7.3.1908 Sachseln, 17.10.1985 Locarno, kath., von Alpnach. Sohn des Julius, Baumeisters, und der Berta geb. Omlin. Enkel des Peter (->). Maja Matt, Tochter des Gustav Alfons. 1927-33 Musikstud. in Neuenburg, München und Paris. 1934-56 Musiklehrer am Kollegium Sarnen und Lehrer an der Organistenschule Luzern, 1948-56 deren Leiter. 1956-72 Musiklehrer, Chordirektor und Organist im Wallis, in Zürich und Luzern.
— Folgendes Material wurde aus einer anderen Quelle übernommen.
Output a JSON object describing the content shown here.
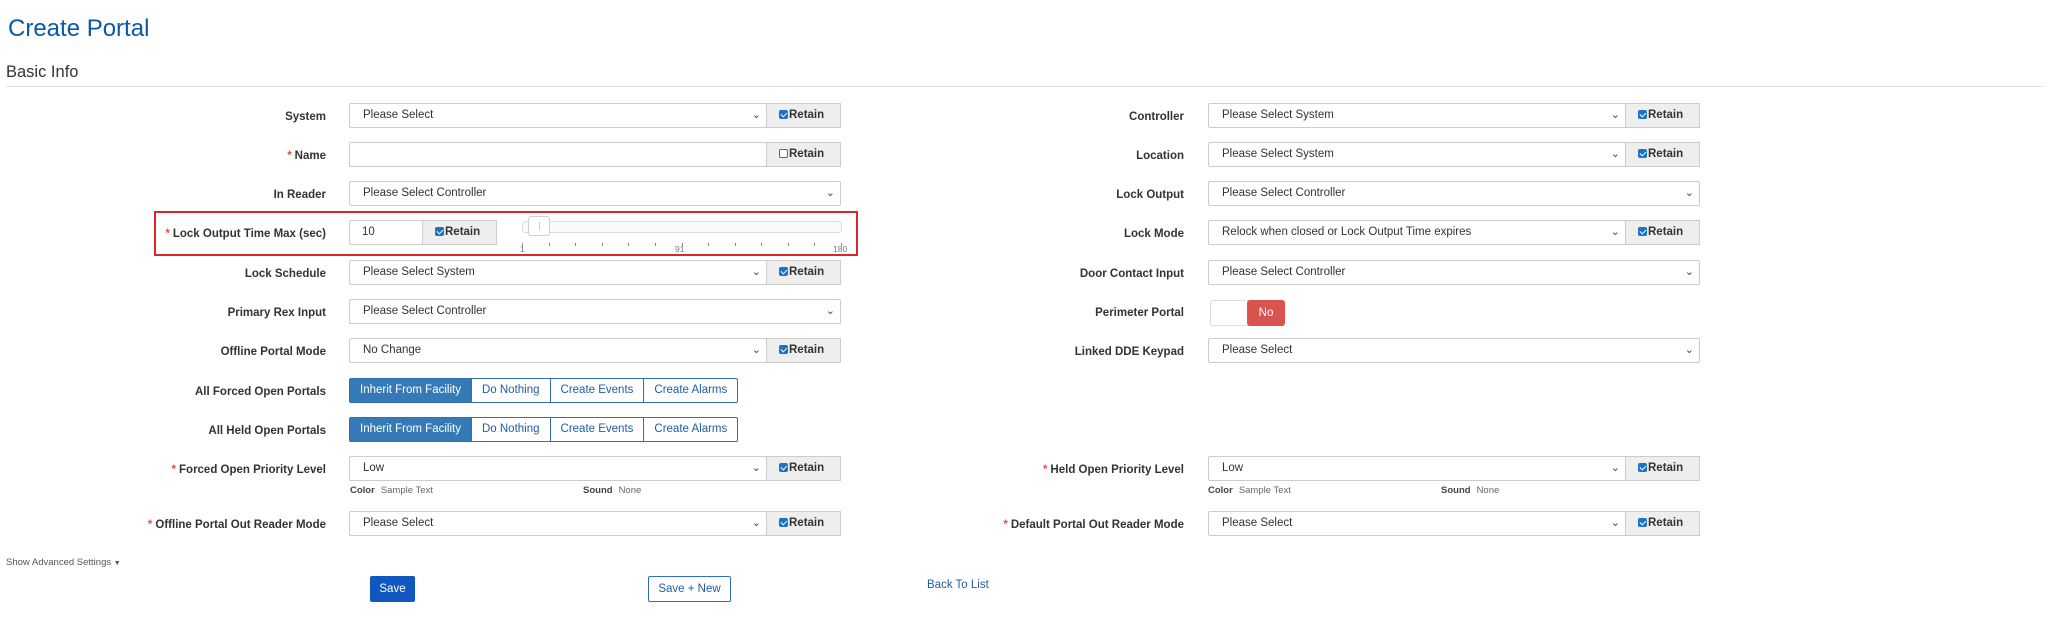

Er komponierte Kirchenmusik und Orgelwerke sowie Kammer- und Orchestermusik und edierte auch Werke von Luzerner Komponisten des 18. Jh. Wohl erstmals in der kath. Kirchenmusikgeschichte integrierte er 1954 Zwölftonreihen in ein liturgisch aufgeführtes Proprium. G. erhielt 1977 die Orlando-di-Lasso-Medaille des Allg. Cäcilienverbandes für die Länder der dt. Sprache und 1978 den Kulturpreis der Innerschweiz.

Quellen und Literatur

  • Josef G. zum 70. Geburtstag, 1978, (mit Werkverz.)
  • Die Musik in Gesch. und Gegenwart, Personenteil, 7, 2002, 552 f.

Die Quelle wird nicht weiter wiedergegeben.